Alumni Spotlight

February 7, 2020

TDHappy New Years!  To begin the 2020 school year, we would like to introduce our first Alumni of the semester, Teresa Dovelpage.  Teresa Dovalpage is a Cuban transplant now firmly rooted in New Mexico. She came to the Land of Enchantment in 2002 to enroll in the UNM Spanish doctoral program.

“I have the fondest memories of that time,” she said. “The books that I studied in our classes will always be associated in my mind with the professors and classmates that helped me see them through new eyes. I remember Dr. Kimberle López explaining the structure of La Casa Verde and bringing a tape recorder to the classroom so we could hear Vargas Llosa’s voice reading a chapter. Maravilloso! I also remember a theater play where Carmen Julia Holguín Chaparro and I acted, and many wonderful poetry recitals.”

Teresa is the author of nine published novels—six in Spanish and three in English, and three collections of short stories. Her novella El Difunto Fidel was a winner of the Rincon de la Victoria Award and Muerte de un murciano en La Habana was a runner-up for the Herralde Award in Spain.

“My theater play La hija de La Llorona was the result of a paper I wrote for Dr. Lamadrid’s class on Southwest legends,” she said. “And my novel La Regenta en La Habana (Edebé 2012, Spain) was inspired by Clarín’s La Regenta that we studied in Dr. López class.”

She also wrote Las Muertas de la West Mesa (The West Mesa Murders, based on a real event), Sisters in Tea/ Hermanas en Té, and Death by Smartphone/ Muerte por Smartphone, bilingual novellas that appeared in serialized format in The Taos News.

After graduating in 2008 Teresa moved to Taos and taught part-time at UNM-Taos for several years.

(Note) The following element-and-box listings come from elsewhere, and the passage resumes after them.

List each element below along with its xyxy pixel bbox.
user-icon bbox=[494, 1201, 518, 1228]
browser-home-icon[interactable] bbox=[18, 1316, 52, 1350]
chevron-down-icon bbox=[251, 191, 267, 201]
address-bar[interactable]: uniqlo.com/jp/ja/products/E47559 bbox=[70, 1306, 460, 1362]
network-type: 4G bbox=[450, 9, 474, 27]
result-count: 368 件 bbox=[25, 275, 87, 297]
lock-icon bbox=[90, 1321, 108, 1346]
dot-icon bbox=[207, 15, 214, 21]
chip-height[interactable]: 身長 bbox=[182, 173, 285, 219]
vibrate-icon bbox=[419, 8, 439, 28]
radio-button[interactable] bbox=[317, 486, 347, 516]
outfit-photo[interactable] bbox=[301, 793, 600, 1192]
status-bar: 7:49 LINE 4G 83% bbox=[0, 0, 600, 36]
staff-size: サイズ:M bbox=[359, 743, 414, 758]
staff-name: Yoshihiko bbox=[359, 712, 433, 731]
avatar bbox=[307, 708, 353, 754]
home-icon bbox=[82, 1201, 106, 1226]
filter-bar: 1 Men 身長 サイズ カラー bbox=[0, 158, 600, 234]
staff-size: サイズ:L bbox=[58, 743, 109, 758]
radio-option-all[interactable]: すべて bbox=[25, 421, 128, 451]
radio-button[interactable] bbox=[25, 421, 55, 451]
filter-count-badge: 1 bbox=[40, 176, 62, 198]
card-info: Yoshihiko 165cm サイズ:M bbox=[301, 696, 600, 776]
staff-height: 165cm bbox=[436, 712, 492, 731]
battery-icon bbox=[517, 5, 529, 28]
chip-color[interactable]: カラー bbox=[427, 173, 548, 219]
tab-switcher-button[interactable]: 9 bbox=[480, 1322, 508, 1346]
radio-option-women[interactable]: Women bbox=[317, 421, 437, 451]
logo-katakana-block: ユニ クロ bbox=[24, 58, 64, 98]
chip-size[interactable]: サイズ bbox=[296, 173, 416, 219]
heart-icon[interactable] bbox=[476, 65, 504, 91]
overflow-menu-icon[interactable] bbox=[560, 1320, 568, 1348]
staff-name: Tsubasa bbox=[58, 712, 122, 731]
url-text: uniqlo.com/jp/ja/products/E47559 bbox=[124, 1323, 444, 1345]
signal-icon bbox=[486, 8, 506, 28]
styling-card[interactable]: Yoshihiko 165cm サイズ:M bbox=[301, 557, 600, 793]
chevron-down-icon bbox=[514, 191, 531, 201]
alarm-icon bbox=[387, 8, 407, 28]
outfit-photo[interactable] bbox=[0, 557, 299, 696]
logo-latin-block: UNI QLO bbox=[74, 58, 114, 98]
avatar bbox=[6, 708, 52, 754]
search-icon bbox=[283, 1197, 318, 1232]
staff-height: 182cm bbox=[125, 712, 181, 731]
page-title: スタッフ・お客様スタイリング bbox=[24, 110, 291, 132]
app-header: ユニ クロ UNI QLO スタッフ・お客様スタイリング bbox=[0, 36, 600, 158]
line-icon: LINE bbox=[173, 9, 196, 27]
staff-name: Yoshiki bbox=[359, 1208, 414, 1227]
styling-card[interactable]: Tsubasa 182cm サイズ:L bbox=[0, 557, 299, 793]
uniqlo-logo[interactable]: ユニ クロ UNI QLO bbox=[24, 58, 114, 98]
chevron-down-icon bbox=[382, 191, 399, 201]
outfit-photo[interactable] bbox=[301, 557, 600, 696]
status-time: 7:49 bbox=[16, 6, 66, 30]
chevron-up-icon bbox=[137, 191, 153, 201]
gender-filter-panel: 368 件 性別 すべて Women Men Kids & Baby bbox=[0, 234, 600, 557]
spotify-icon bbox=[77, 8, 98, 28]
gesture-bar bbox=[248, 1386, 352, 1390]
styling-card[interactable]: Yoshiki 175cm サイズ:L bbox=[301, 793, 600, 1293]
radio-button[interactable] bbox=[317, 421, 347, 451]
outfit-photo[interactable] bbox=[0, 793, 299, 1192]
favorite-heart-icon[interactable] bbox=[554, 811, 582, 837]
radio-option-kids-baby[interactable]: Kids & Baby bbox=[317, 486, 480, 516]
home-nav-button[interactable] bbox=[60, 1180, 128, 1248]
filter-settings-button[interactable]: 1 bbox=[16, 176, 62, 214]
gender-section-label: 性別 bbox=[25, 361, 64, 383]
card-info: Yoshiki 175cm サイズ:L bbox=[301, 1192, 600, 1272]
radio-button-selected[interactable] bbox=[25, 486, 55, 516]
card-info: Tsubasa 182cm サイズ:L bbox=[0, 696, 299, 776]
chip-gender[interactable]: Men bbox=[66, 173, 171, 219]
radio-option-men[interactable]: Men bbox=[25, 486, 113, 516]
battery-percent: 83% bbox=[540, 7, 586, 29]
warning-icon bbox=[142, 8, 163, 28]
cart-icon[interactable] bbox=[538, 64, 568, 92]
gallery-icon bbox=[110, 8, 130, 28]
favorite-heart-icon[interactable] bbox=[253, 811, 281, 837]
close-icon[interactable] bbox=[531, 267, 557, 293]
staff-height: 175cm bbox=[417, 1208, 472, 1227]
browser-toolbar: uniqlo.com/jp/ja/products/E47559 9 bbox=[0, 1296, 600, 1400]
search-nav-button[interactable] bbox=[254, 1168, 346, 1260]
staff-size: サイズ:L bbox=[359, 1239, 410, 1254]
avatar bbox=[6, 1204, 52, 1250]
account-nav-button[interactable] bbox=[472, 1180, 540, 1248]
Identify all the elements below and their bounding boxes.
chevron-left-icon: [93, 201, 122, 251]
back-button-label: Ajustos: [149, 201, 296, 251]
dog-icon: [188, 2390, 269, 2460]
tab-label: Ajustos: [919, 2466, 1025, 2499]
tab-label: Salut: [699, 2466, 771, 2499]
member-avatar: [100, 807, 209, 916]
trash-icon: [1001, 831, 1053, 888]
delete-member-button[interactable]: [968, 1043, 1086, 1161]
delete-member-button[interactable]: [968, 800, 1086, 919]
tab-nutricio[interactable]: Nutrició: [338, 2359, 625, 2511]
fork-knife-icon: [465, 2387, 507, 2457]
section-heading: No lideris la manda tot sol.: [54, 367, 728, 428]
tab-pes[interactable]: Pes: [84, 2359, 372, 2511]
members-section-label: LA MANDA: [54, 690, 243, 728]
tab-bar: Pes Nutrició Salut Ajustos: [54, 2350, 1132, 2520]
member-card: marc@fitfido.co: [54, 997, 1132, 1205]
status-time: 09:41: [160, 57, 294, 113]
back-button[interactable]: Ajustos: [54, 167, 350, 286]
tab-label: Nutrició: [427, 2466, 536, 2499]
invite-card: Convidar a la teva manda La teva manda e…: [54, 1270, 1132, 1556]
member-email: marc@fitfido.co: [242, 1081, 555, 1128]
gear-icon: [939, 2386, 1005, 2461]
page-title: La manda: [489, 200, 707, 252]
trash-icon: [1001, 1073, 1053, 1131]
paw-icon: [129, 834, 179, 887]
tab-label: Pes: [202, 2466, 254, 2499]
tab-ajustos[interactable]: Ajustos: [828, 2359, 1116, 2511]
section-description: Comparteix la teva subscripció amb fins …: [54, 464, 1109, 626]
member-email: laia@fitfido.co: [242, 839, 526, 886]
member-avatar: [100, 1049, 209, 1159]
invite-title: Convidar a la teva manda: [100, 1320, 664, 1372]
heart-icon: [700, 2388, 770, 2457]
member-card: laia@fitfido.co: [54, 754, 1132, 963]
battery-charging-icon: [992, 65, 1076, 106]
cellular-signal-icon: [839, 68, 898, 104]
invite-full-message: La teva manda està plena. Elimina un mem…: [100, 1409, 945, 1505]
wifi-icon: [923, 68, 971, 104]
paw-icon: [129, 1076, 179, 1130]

She continued writing fiction, though she also freelanced for The Taos News, publishing weekly articles in English (lifestyles and business), and in Spanish for El Crepúsculo.

“Being a journalist allowed me to see the other side of writing, where you can’t just wait for ‘the muse’ to come,” she said. “It was the best possible training for a writer.”

Her most recent novel is Death Comes in through the Kitchen, which was published by Soho Crime last March.

“It’s a culinary mystery set in Havana that includes authentic Cuban recipes,” Teresa said. “I gained a few pounds while writing it because I had to taste everything before putting it into print, que no?”

 This is the first volume in a Havana series. The second, Queen of Bones, will be published in 2019.

In 2017 Teresa and her husband moved to Hobbs, where she currently teaches Spanish and ESL at New Mexico Junior College.

“I’ve devoted more time to my fiction writing than my academic career,” Teresa admits. “But I also enjoy interacting with my students and being part for the first time of college life as a fulltime professor. Escribir y enseñar, writing and teaching are my passions, and I’m very happy to combine them.”